An Interview with David Laskin (Guest Contributor)
Wonders & Marvels: What role did history play in your relationship with your family?
David Laskin: Growing up, I always assumed history happened to other families not ours – families whose ancestors had fought at Gettysburg or had crossed the Atlantic in chains in the holds of slave ships. It wasn’t until I began researching The Family that I understood that history made and broke my family as well. I came to realize that my relatives, who had always struck me as tense people with accents who got together at holidays to eat too much and talk too loudly, embodied the three great currents of 20th century Jewish history: immigration to the US, the founding of the state of Israel, and the Holocaust.
W&M: What are some of the rewards and challenges of writing family history?
David Laskin: When you write family history, one fundamental question always gnaws away at the back of your mind: why would anyone care about my family? Making your own family story universal – and widely compelling – is the great challenge of this genre. This is also one of the great rewards since the deeper you delve into your ancestors’ stories, the more you see how historically significant their lives were. Ordinary people live and make history – our task as family historians is to connect the dots between their daily lives and the epoch-making events of the day. When we do our work well, we create the most accessible, compelling portals into the past
W&M: Can you tell us about your major resources and sources of information?

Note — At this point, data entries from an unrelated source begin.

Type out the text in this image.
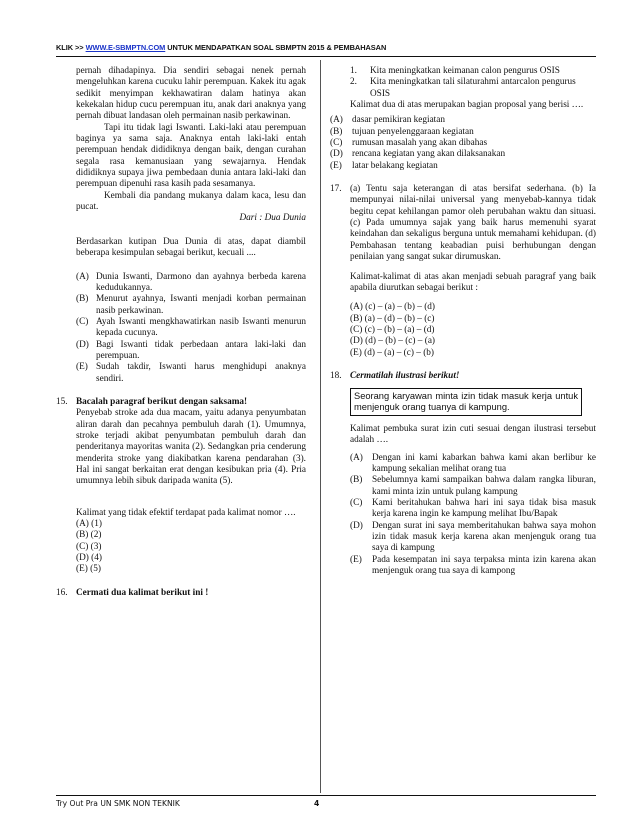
KLIK >> WWW.E-SBMPTN.COM UNTUK MENDAPATKAN SOAL SBMPTN 2015 & PEMBAHASAN

pernah dihadapinya. Dia sendiri sebagai nenek pernah mengeluhkan karena cucuku lahir perempuan. Kakek itu agak sedikit menyimpan kekhawatiran dalam hatinya akan kekekalan hidup cucu perempuan itu, anak dari anaknya yang pernah dibuat landasan oleh permainan nasib perkawinan.

Tapi itu tidak lagi Iswanti. Laki-laki atau perempuan baginya ya sama saja. Anaknya entah laki-laki entah perempuan hendak dididiknya dengan baik, dengan curahan segala rasa kemanusiaan yang sewajarnya. Hendak dididiknya supaya jiwa pembedaan dunia antara laki-laki dan perempuan dipenuhi rasa kasih pada sesamanya.

Kembali dia pandang mukanya dalam kaca, lesu dan pucat.

Dari : Dua Dunia

Berdasarkan kutipan Dua Dunia di atas, dapat diambil beberapa kesimpulan sebagai berikut, kecuali ....

(A) Dunia Iswanti, Darmono dan ayahnya berbeda karena kedudukannya.
(B) Menurut ayahnya, Iswanti menjadi korban permainan nasib perkawinan.
(C) Ayah Iswanti mengkhawatirkan nasib Iswanti menurun kepada cucunya.
(D) Bagi Iswanti tidak perbedaan antara laki-laki dan perempuan.
(E) Sudah takdir, Iswanti harus menghidupi anaknya sendiri.
15. Bacalah paragraf berikut dengan saksama!

Penyebab stroke ada dua macam, yaitu adanya penyumbatan aliran darah dan pecahnya pembuluh darah (1). Umumnya, stroke terjadi akibat penyumbatan pembuluh darah dan penderitanya mayoritas wanita (2). Sedangkan pria cenderung menderita stroke yang diakibatkan karena pendarahan (3). Hal ini sangat berkaitan erat dengan kesibukan pria (4). Pria umumnya lebih sibuk daripada wanita (5).

Kalimat yang tidak efektif terdapat pada kalimat nomor ….

(A) (1)
(B) (2)
(C) (3)
(D) (4)
(E) (5)
16. Cermati dua kalimat berikut ini !
1.	Kita meningkatkan keimanan calon pengurus OSIS
2.	Kita meningkatkan tali silaturahmi antarcalon pengurus OSIS

Kalimat dua di atas merupakan bagian proposal yang berisi ….

(A) dasar pemikiran kegiatan
(B)	tujuan penyelenggaraan kegiatan
(C)	rumusan masalah yang akan dibahas
(D) rencana kegiatan yang akan dilaksanakan
(E)	latar belakang kegiatan
17. (a) Tentu saja keterangan di atas bersifat sederhana. (b) Ia mempunyai nilai-nilai universal yang menyebab-kannya tidak begitu cepat kehilangan pamor oleh perubahan waktu dan situasi. (c) Pada umumnya sajak yang baik harus memenuhi syarat keindahan dan sekaligus berguna untuk memahami kehidupan. (d) Pembahasan tentang keabadian puisi berhubungan dengan penilaian yang sangat sukar dirumuskan.

Kalimat-kalimat di atas akan menjadi sebuah paragraf yang baik apabila diurutkan sebagai berikut :

(A) (c) – (a) – (b) – (d)
(B) (a) – (d) – (b) – (c)
(C) (c) – (b) – (a) – (d)
(D) (d) – (b) – (c) – (a)
(E) (d) – (a) – (c) – (b)
18. Cermatilah ilustrasi berikut!
Seorang karyawan minta izin tidak masuk kerja untuk menjenguk orang tuanya di kampung.

Kalimat pembuka surat izin cuti sesuai dengan ilustrasi tersebut adalah ….

(A) Dengan ini kami kabarkan bahwa kami akan berlibur ke kampung sekalian melihat orang tua
(B)	Sebelumnya kami sampaikan bahwa dalam rangka liburan, kami minta izin untuk pulang kampung
(C)	Kami beritahukan bahwa hari ini saya tidak bisa masuk kerja karena ingin ke kampung melihat Ibu/Bapak
(D) Dengan surat ini saya memberitahukan bahwa saya mohon izin tidak masuk kerja karena akan menjenguk orang tua saya di kampung
(E)	Pada kesempatan ini saya terpaksa minta izin karena akan menjenguk orang tua saya di kampong
Try Out Pra UN SMK NON TEKNIK	4
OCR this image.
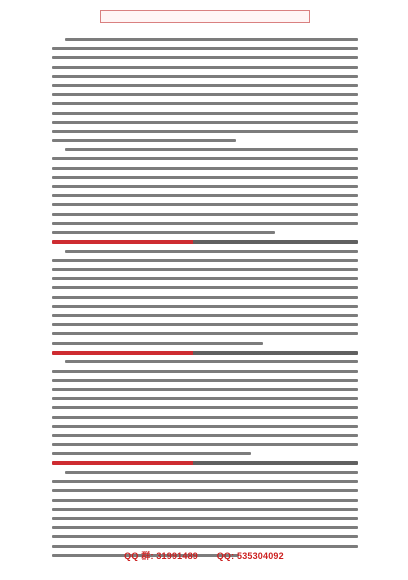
QQ 群: 31991489 QQ: 535304092
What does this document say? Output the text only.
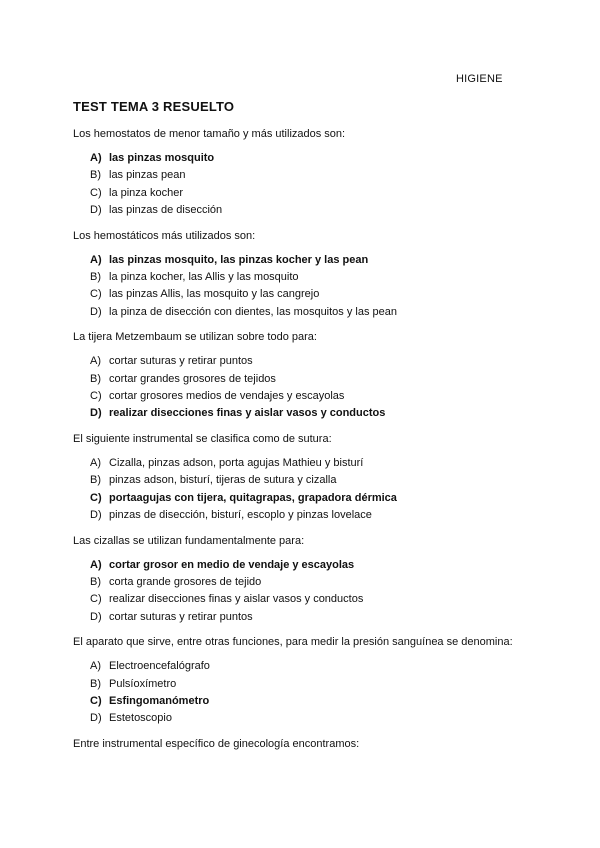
HIGIENE
TEST TEMA 3 RESUELTO
Los hemostatos de menor tamaño y más utilizados son:
A) las pinzas mosquito
B) las pinzas pean
C) la pinza kocher
D) las pinzas de disección
Los hemostáticos más utilizados son:
A) las pinzas mosquito, las pinzas kocher y las pean
B) la pinza kocher, las Allis y las mosquito
C) las pinzas Allis, las mosquito y las cangrejo
D) la pinza de disección con dientes, las mosquitos y las pean
La tijera Metzembaum se utilizan sobre todo para:
A) cortar suturas y retirar puntos
B) cortar grandes grosores de tejidos
C) cortar grosores medios de vendajes y escayolas
D) realizar disecciones finas y aislar vasos y conductos
El siguiente instrumental se clasifica como de sutura:
A) Cizalla, pinzas adson, porta agujas Mathieu y bisturí
B) pinzas adson, bisturí, tijeras de sutura y cizalla
C) portaagujas con tijera, quitagrapas, grapadora dérmica
D) pinzas de disección, bisturí, escoplo y pinzas lovelace
Las cizallas se utilizan fundamentalmente para:
A) cortar grosor en medio de vendaje y escayolas
B) corta grande grosores de tejido
C) realizar disecciones finas y aislar vasos y conductos
D) cortar suturas y retirar puntos
El aparato que sirve, entre otras funciones, para medir la presión sanguínea se denomina:
A) Electroencefalógrafo
B) Pulsíoxímetro
C) Esfingomanómetro
D) Estetoscopio
Entre instrumental específico de ginecología encontramos:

David Laskin: My primary resources for the narrative nonfiction books I write are family stories – either revealed to me in interviews or recounted in letters, diaries, journals, court records, police files, etc. In my previous two books The Children’s Blizzard and The Long Way Home, I had to make a big, time-consuming investment at the start in tracking down families who had lived through the historic events I was writing about (a killer winter storm in the former; the immigrant experience in the First World War in the latter). I advertised in local newspapers and solicited stories through the immigrant press. I delved into archives all over the country. I followed up promising leads from friends and acquaintances. But with The Family I had a big running start since my cast of characters (my mother’s family) was already in place. In fact, in the course of my research, I discovered many wonderful relatives I had never met before.
W&M: What is the most unexpected thing you’ve learned as a writer?
David Laskin: I know this sounds corny, but I wrote the final pages of The Family with tears in my eyes because I had come to feel so close to my ancestors. I am descended from a long line of scribes – back to my great-great-great grandfather and probably farther – and I came to realize that I am a kind of scribe as well, even though the texts that I write and redact are not sacred. This realization filled me with pride and wonder.
W&M: What is the most important piece of advice you have for researchers or new scholars beginning a new project?
David Laskin: The Internet is a fantastic resource and our work as historians is incomparably easier because of it – but your computer is only the beginning, not the end of historical research. There is a ton of fantastic material out there that has not yet been digitized, starting with the stories told around kitchen tables or whispered in cafes or the back of churches or synagogues. Wonderful as Google mapping has become, there is no substitute for walking the walk in the places you are writing about. Travel with your eyes and ears open, talk to as many people as you can, do your homework (along with your online surfing) – but then get out there and see and feel what you are writing about.
David Laskin writes suspense driven narrative nonfiction about the lives of ordinary people caught up in the crises of history. His recent titles include The Children’s Blizzard (Harper Perennial, an award-winning national bestseller), The Long Way Home: An American Journey from Ellis Island to the Great War (Harper Perennial, winner of the Washington State Book Award) and The Family: A Journey into the Heart of the 20th Century, just out in Penguin paperback.